If I do not speak up and share my faith when God gives me the opportunity and the other person enters into eternity without hearing the gospel, they will have to pay for it with an eternity in hell. If I do not share what God has taught me to others who need it, they may have to suffer through unnecessary pain to learn those same lessons. If I do not correct my children, they will have to bear the consequences of their poor choices.
Now, this is not to say that I am entirely to blame or am completely at fault. The other person has choices too. But I do need to also realize that my inaction also has consequences on others. Now, my friend will have to either pay a fine, spend her time in traffic school, or bear the consequences of having this on her driving record. Yes, as the driver, she does bear responsibility too. But I also know that I could have helped to prevent it.

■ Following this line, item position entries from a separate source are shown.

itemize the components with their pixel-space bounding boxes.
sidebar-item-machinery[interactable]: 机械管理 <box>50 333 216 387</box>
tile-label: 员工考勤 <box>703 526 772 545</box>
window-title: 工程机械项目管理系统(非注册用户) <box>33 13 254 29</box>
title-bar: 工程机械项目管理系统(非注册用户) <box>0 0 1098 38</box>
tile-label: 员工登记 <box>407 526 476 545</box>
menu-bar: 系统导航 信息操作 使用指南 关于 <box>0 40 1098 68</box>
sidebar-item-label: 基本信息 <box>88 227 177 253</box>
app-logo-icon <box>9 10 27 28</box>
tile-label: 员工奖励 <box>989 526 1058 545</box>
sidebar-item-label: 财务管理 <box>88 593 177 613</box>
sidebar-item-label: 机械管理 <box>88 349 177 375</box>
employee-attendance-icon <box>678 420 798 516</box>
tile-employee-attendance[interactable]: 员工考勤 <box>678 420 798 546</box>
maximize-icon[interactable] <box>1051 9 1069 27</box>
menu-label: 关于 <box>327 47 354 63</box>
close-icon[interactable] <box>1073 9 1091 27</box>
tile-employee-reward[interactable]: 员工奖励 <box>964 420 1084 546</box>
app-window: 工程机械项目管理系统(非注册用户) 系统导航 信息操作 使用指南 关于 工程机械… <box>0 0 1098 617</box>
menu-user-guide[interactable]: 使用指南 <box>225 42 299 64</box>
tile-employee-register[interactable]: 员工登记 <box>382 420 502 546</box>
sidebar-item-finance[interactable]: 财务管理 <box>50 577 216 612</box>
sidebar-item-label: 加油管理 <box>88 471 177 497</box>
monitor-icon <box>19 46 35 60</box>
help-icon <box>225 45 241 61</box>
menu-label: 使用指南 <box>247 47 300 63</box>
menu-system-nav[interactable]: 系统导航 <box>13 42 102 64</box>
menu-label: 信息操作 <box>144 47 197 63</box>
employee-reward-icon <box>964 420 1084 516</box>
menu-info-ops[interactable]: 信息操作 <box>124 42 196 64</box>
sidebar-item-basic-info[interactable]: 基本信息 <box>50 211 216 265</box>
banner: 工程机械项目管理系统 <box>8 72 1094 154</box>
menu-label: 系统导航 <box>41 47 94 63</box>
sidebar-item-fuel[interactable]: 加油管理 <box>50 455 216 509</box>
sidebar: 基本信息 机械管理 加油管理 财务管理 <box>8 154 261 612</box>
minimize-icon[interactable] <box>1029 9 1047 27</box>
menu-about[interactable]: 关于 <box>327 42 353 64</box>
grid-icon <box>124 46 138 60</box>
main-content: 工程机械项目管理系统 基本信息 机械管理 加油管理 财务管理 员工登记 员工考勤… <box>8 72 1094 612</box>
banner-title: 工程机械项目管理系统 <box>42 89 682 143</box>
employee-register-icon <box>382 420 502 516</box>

This is a big lesson for me right now. As I have been starting Mom University, there have been times when I wondered, "Should I write this? Should I say something about this?" I question God's direction and message for me. Usually, I must admit, it is fear that keeps me from speaking out. You are my dear friends and I don't want to step on any toes!
But this lesson has taught me that maybe, somewhere, someone needs to hear what the Lord wants me to say. I tend to think about myself, about how I would look, or how others would perceive me. My focus is entirely on the wrong thing. Instead, I need to focus on God, what He wants me to say, and on the welfare of others. When I do, the Lord will help me to say those hard things when I would much rather stay silent.
This weekend at the retreat, we talked about the spiritual battle that is invisible yet very real. Satan uses that fear to his advantage to keep us from stepping out in faith to do those things that the Lord wants us to do. Though we might think we are safe, we are actually only allowing our faith to be crippled. And when our faith is crippled, we will not step up or speak out.
After a time of repentance, I felt a peace in my heart and a renewed desire to move forward in my faith. No, I can't change that citation for my friend. But I pray that when I am tempted to keep quiet, this incident will remind me that there are consequences---and some of more eternal significance than a driving ticket.